Ausserdem stimmt der Souverän in Wiliberg, wie auch in Uerkheim und Bottenwil, über die Ersatzbeschaffung eines Tanklöschfahrzeuges für die Feuerwehr Uerkental in der Höhe von rund 508 000 Franken ab. Der Wiliberger Anteil liegt bei rund 66 000 Franken. Bei einem weiteren Verpflichtungskredit handelt es sich um die Aussensanierung der Liegenschaft Bergstrasse 59 (ehemaliges Lehrerhaus). Für 248 000 Franken soll zusätzlich eine Photovoltaikanlage auf dem Dach installiert werden. Die Liegenschaft wurde Anfang der 70er-Jahre erbaut. Zwischenzeitlich wurden die Fenster erneuert und die Fassadenflächen mit einer Aussendämmung versehen. Man habe jedoch festgestellt, dass diese Aussendämmung infolge der fehlenden Hinterlüftung bauphysikalisch nicht funktioniere und die Dämmung sowie der Lattenrost feucht würden. Nebst der ungenügenden Dämmung des Gebäudes werden an der Ziegeleindeckung zunehmend Abplatzungen festgestellt. Im Verpflichtungskredit ist vorgesehen, dass die Aussendämmung ersetzt und das Dach neu abgedeckt wird. Da die Fenster neueren Datums sind, ist hier ein Ersatz nicht nötig.  

Gemeinderat folgt nicht allen Empfehlungen  

Der Gemeindevertrag zur Schaffung einer Kreisschule Reitnau-Wiliberg obliegt auch der Einwohnergmeind vom Dezember. Wiliberger Primarschüler verlieren ab dem Schuljahr 2021/22 die eigene Schule. Sie sollen in Zukunft nach Reitnau (wir berichteten). 

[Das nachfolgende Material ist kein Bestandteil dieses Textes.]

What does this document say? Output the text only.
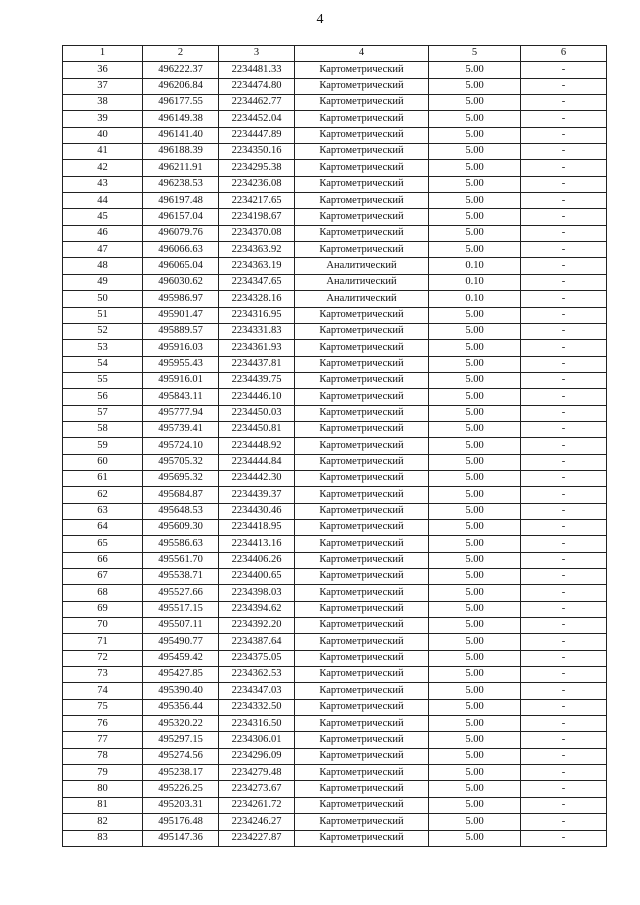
4
1	2	3	4	5	6
36	496222.37	2234481.33	Картометрический	5.00	-
37	496206.84	2234474.80	Картометрический	5.00	-
38	496177.55	2234462.77	Картометрический	5.00	-
39	496149.38	2234452.04	Картометрический	5.00	-
40	496141.40	2234447.89	Картометрический	5.00	-
41	496188.39	2234350.16	Картометрический	5.00	-
42	496211.91	2234295.38	Картометрический	5.00	-
43	496238.53	2234236.08	Картометрический	5.00	-
44	496197.48	2234217.65	Картометрический	5.00	-
45	496157.04	2234198.67	Картометрический	5.00	-
46	496079.76	2234370.08	Картометрический	5.00	-
47	496066.63	2234363.92	Картометрический	5.00	-
48	496065.04	2234363.19	Аналитический	0.10	-
49	496030.62	2234347.65	Аналитический	0.10	-
50	495986.97	2234328.16	Аналитический	0.10	-
51	495901.47	2234316.95	Картометрический	5.00	-
52	495889.57	2234331.83	Картометрический	5.00	-
53	495916.03	2234361.93	Картометрический	5.00	-
54	495955.43	2234437.81	Картометрический	5.00	-
55	495916.01	2234439.75	Картометрический	5.00	-
56	495843.11	2234446.10	Картометрический	5.00	-
57	495777.94	2234450.03	Картометрический	5.00	-
58	495739.41	2234450.81	Картометрический	5.00	-
59	495724.10	2234448.92	Картометрический	5.00	-
60	495705.32	2234444.84	Картометрический	5.00	-
61	495695.32	2234442.30	Картометрический	5.00	-
62	495684.87	2234439.37	Картометрический	5.00	-
63	495648.53	2234430.46	Картометрический	5.00	-
64	495609.30	2234418.95	Картометрический	5.00	-
65	495586.63	2234413.16	Картометрический	5.00	-
66	495561.70	2234406.26	Картометрический	5.00	-
67	495538.71	2234400.65	Картометрический	5.00	-
68	495527.66	2234398.03	Картометрический	5.00	-
69	495517.15	2234394.62	Картометрический	5.00	-
70	495507.11	2234392.20	Картометрический	5.00	-
71	495490.77	2234387.64	Картометрический	5.00	-
72	495459.42	2234375.05	Картометрический	5.00	-
73	495427.85	2234362.53	Картометрический	5.00	-
74	495390.40	2234347.03	Картометрический	5.00	-
75	495356.44	2234332.50	Картометрический	5.00	-
76	495320.22	2234316.50	Картометрический	5.00	-
77	495297.15	2234306.01	Картометрический	5.00	-
78	495274.56	2234296.09	Картометрический	5.00	-
79	495238.17	2234279.48	Картометрический	5.00	-
80	495226.25	2234273.67	Картометрический	5.00	-
81	495203.31	2234261.72	Картометрический	5.00	-
82	495176.48	2234246.27	Картометрический	5.00	-
83	495147.36	2234227.87	Картометрический	5.00	-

Das am meisten umstrittene Traktandum könnte die Erhöhung der Benützungsgebühr bei der Abwasserbeseitigung sein. Der Gemeinderat will die Grundgebühr pro Liegenschaft einführen (200 Franken), wobei die Gebühr abhängig von der Grösse der Liegenschaft ist. Jede weitere Wohnung würde zusätzlich 100 Franken kosten. Die Verbrauchsgebühr will der Gemeinderat auf 1.50 Franken pro Jahr und pro Kubikmeter bezogenes Frischwasser festlegen. Ausserdem soll die Pauschalgebühr pro Bewohner bei 75 Franken stehen. Grund dafür seien die seit der Einführung des Rechnungsmodells HRM2 im 2014 stetigen Defizite im Bereich der Spezialfinanzierung Abwasserbeseitigung. 

Weil die Gemeinde in ihrem Entsorgungsgebiet über ein lokales öffentliches Monopol in der Abwasserentsorgung verfügt, untersteht sie dem Preisüberwachergesetz. Die Verantwortlichen raten dem Gemeinderat unter anderem, auf eine Mindestgebühr pro Wohnung zu verzichten und die Mengengebühr auf maximal 1.20 Franken pro Kubikmeter festzulegen. Wie es in der Mitteilung heisst, folgt der Gemeinderat dieser Empfehlung nicht, weil der empfohlene Preis für die meisten Haushalte keine Erhöhung bedeuten würde.